Uma das engraçadas anedotas acerca de Camilo que ficaram na tradição popular, quase apetecendo jurá-la verídica, conta que, passando ele algures perto de Seide montado num burro, se cruzou com um (morgado? «brasileiro»? novo-rico qualquer? não recordo onde a li) figurão da terra, a cavalo, que lhe perguntou, provocador: "Como vai Sua Excelência o burro?" Resposta pronta: "Vai muito bem, vai a cavalo".
 
Chega imediatamente ao adro da memória, mesmo por ínvios caminhos, quando se lê esta composição de João Penha, minhoto ele mesmo:


Dois asnos

Um cavallo, que tinha o rei no bojo,
Disse ao magro jumento de um moleiro
- Da minha raça, tu ! causas-me nojo;
Tu fazes rir ; és menos que um sendeiro.
      A mim me adornam selas e xaireis,
      Magnificos arreios e gualdrapas ;
      Em mim cavalgam principes e reis,
      Homens de guerra e belas damas guapas.

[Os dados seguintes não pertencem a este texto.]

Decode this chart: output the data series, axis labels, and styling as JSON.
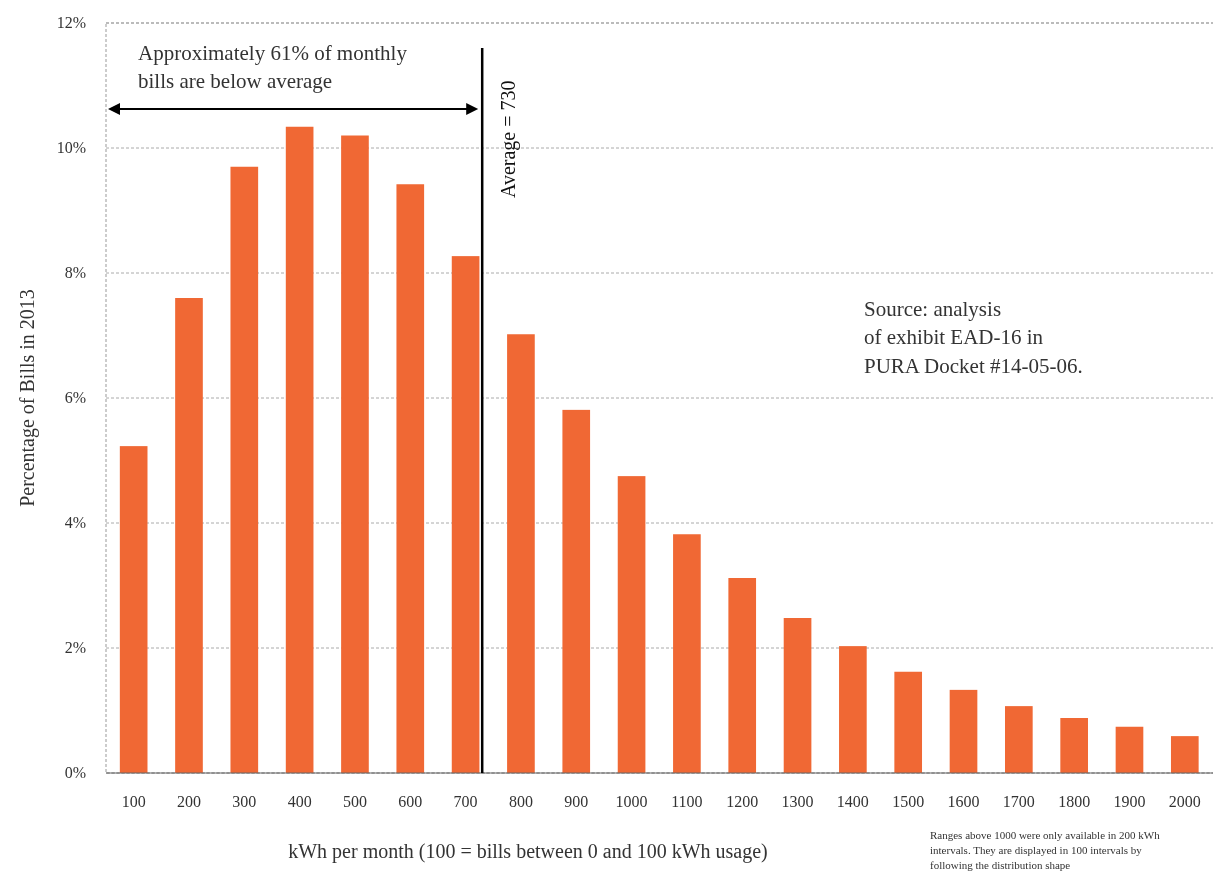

E tu, que sobresaes pelas orelhas,
Sobre essa albarda que te adorna a espinha,
Que levas, asno? diz. Canastras velhas,
Teu dono: um ôdre, ou saccos de farinha.
      - E' verdade o que dizes - disse o burro, -
      Sou humilde, nem pompas alardeio;
      Mas trago a bôca livre, e livre zurro,
      E tu, pedaço de asno, andas de freio.